On Dec. 2007, then-Gov. Jon Corzine signed a bill making New Jersey the first in the nation to stop using the death penalty since the U.S. Supreme Court reinstated the practice in 1976 after a three-year suspension. The death penalty was reinstated in New Jersey in 1982; the last execution in the state took place in 1963.

New Jersey’s Catholic bishops were among those steadfast in supporting the years-long bid to overturn the death penalty, speaking out repeatedly against the practice while urging the need for improvement for the criminal justice system and for a greater social commitment to crime prevention.

Then-Bishop John M. Smith of Trenton’s Diocese testified on behalf of New Jersey’s Catholic bishops at many of the state legislative hearings, calling for an end to the death penalty, saying that though the Church recognizes the rights and duties of the state to punish criminals and protect its citizens from crime, the Church cannot teach respect for life by taking life. 

“We believe that nonlethal means are sufficient to defend and protect peoples’ safety,” he said at the time.

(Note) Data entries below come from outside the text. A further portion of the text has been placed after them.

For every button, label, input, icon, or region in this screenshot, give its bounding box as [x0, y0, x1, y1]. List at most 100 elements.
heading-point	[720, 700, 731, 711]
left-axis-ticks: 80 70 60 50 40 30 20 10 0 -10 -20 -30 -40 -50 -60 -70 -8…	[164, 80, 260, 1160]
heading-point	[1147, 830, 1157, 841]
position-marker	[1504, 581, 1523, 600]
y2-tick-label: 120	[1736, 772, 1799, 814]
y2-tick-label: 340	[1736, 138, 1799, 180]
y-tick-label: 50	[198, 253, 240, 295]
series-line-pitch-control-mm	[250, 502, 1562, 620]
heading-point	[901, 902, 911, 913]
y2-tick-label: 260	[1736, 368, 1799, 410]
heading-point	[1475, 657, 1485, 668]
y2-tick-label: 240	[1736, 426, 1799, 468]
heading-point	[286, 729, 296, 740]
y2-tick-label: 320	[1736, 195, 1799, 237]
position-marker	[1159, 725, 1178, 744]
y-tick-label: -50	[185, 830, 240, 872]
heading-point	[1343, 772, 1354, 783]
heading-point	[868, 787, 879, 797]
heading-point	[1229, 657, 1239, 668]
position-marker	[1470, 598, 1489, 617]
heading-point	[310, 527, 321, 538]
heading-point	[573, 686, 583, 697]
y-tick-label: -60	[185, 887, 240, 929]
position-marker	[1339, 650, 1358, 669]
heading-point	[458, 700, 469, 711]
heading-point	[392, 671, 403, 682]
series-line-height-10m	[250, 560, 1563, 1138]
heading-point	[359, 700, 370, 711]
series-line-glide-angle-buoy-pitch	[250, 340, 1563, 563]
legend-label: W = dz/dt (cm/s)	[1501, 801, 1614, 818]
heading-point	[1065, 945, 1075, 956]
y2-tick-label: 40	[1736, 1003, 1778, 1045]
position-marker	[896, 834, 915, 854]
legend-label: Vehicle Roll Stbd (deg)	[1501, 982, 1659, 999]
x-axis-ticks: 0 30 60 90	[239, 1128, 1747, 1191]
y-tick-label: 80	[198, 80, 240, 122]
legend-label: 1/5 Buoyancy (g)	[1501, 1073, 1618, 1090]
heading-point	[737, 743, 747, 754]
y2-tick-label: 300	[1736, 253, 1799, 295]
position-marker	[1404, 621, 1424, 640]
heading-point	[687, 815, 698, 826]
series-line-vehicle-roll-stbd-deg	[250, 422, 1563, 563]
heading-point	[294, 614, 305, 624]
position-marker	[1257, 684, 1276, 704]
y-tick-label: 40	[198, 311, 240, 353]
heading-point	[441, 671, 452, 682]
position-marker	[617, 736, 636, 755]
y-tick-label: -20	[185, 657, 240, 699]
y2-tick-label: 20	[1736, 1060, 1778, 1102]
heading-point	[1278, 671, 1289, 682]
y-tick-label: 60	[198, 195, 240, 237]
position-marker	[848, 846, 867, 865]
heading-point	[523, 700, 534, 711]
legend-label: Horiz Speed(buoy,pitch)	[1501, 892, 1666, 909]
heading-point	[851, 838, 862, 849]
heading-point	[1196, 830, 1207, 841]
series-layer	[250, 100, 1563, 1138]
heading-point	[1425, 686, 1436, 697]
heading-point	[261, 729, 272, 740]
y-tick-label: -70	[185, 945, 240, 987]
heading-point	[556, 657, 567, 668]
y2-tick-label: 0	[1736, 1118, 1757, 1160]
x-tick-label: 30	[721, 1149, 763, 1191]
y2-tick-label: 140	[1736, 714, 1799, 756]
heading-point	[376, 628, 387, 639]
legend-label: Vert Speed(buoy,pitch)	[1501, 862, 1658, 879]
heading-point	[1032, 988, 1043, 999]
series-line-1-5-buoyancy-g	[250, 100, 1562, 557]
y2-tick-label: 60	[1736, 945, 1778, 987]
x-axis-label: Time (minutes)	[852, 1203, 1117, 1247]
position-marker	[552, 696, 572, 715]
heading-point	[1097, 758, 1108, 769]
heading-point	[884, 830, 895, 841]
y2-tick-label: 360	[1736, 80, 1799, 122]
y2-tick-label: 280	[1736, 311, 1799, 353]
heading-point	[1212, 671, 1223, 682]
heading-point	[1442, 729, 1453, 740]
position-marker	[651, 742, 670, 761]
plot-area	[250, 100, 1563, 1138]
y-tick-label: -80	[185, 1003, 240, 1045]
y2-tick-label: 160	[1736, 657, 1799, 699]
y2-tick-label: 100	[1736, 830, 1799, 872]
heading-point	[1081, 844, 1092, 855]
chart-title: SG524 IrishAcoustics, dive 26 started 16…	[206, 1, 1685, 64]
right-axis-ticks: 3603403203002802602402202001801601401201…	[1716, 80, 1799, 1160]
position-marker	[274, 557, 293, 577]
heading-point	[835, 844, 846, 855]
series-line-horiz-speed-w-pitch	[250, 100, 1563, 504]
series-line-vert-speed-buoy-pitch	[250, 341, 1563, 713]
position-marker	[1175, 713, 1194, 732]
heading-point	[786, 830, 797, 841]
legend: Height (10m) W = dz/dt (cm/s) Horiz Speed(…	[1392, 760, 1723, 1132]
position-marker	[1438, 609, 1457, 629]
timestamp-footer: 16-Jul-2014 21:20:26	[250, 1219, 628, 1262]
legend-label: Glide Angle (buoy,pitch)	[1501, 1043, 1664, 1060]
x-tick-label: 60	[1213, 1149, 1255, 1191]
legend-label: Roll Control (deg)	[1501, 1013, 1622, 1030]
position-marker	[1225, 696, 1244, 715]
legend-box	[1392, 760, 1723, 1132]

Bishop Smith was among those present at the signing of the bill – an event that drew media from around the metropolitan area, across the nation and abroad. In Rome, the Colosseum was lit to read, “No Justice Without Life.”

Today, with 31 states in the nation still having some form of capital punishment, the state’s bishops continue to call for an end to the practice they say “diminishes us as a society.”

In the most recent statement, the bishops wrote, “We are not blind to the pain caused by crime. We are committed to comforting, assisting and praying for the families and friends of victims. 

“We affirm the state’s duty to punish criminals, to prevent crime and to assist victims. We recognize the need to improve our criminal justice system and to forge a greater societal commitment to justice,” they continued. “However, we believe that society has effective ways to protect itself and to redress injustice without resorting to the use of the death penalty.”